In developing its report, the international team of authors hopes to stimulate research – and perhaps someday treatments – against a disease that usually affects people over 80 and "has a growing but little-known impact. on public health, "according to the paper.

"We are in the process of revising the concept of what is dementia," said Dr. Peter Nelson, senior author, director of neuropathology at the University of Kentucky Medical Center.

Yet the disease itself has not come out of nowhere. The evidence has been accumulating for years, including cases of patients who did not fit perfectly with known types of dementia, such as Alzheimer's disease.

"No disease will cause all forms of dementia," said Sandra Weintraub, a professor of psychiatry, behavioral science and neurology at Feinberg School of Medicine at Northwestern University.
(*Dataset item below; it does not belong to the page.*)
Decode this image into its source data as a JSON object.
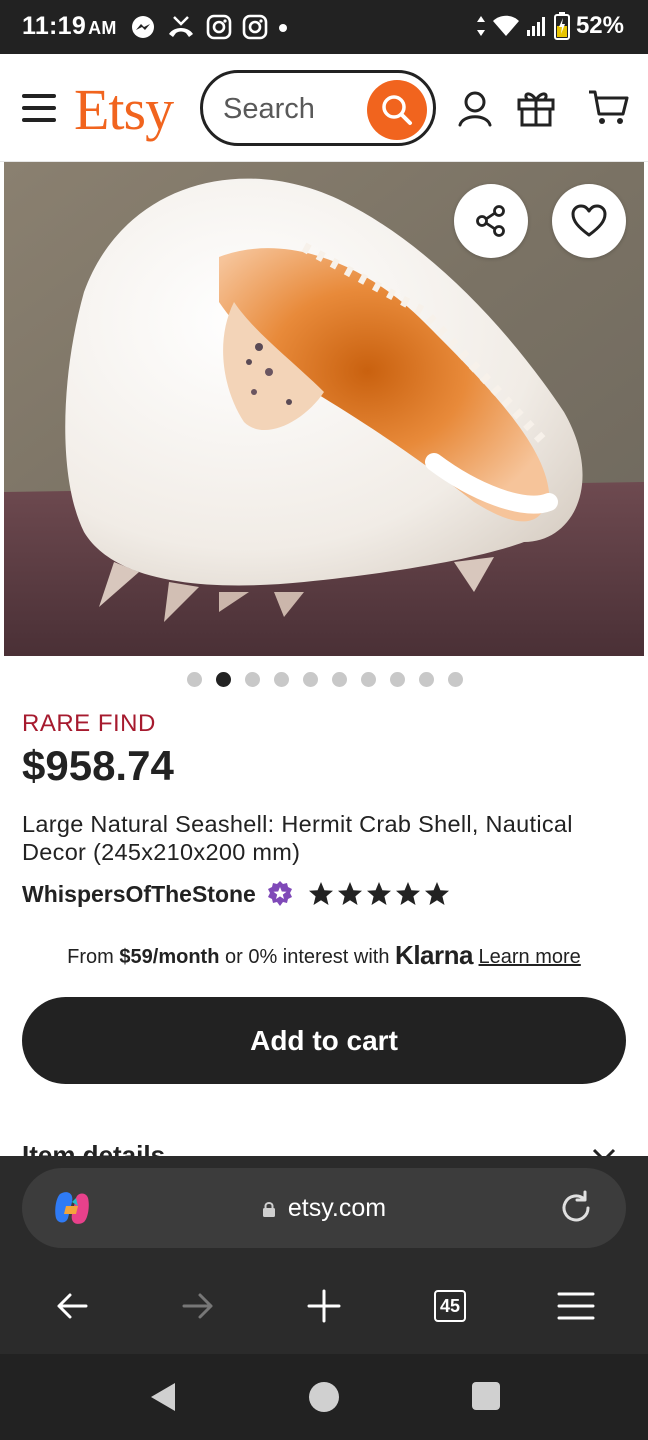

She was not involved in the new newspaper.

Weintraub said the researchers were well aware of "the heterogeneity of dementia", but that it was difficult to determine precisely why each type can be so different. Why do some people lose memory first, while others lose language or have personality changes? Why do some people develop dementia earlier in life, while others develop it later?

Experts say that this heterogeneity has complicated research on dementia, including Alzheimer's disease, because the root cause of the disease was not always clear – and therefore, if doctors treated the problems properly .

What is it?

The acronym LATE stands for predominantly "age-related TDP-43 encephalopathy". The full name refers to the area of ​​the brain most likely to be affected, as well as to the protein at the center of everything.

"These age-related dementia diseases are often associated with a protein glop," Nelson said. "But different proteins can contribute to the glop."

In Alzheimer's, you will find a set of gloves. In Lewy body dementia, another glop.

And in the end, the glop is a protein called TDP-43. Doctors do not know why the protein is in a modified form and misfolded in a disease such as LATE.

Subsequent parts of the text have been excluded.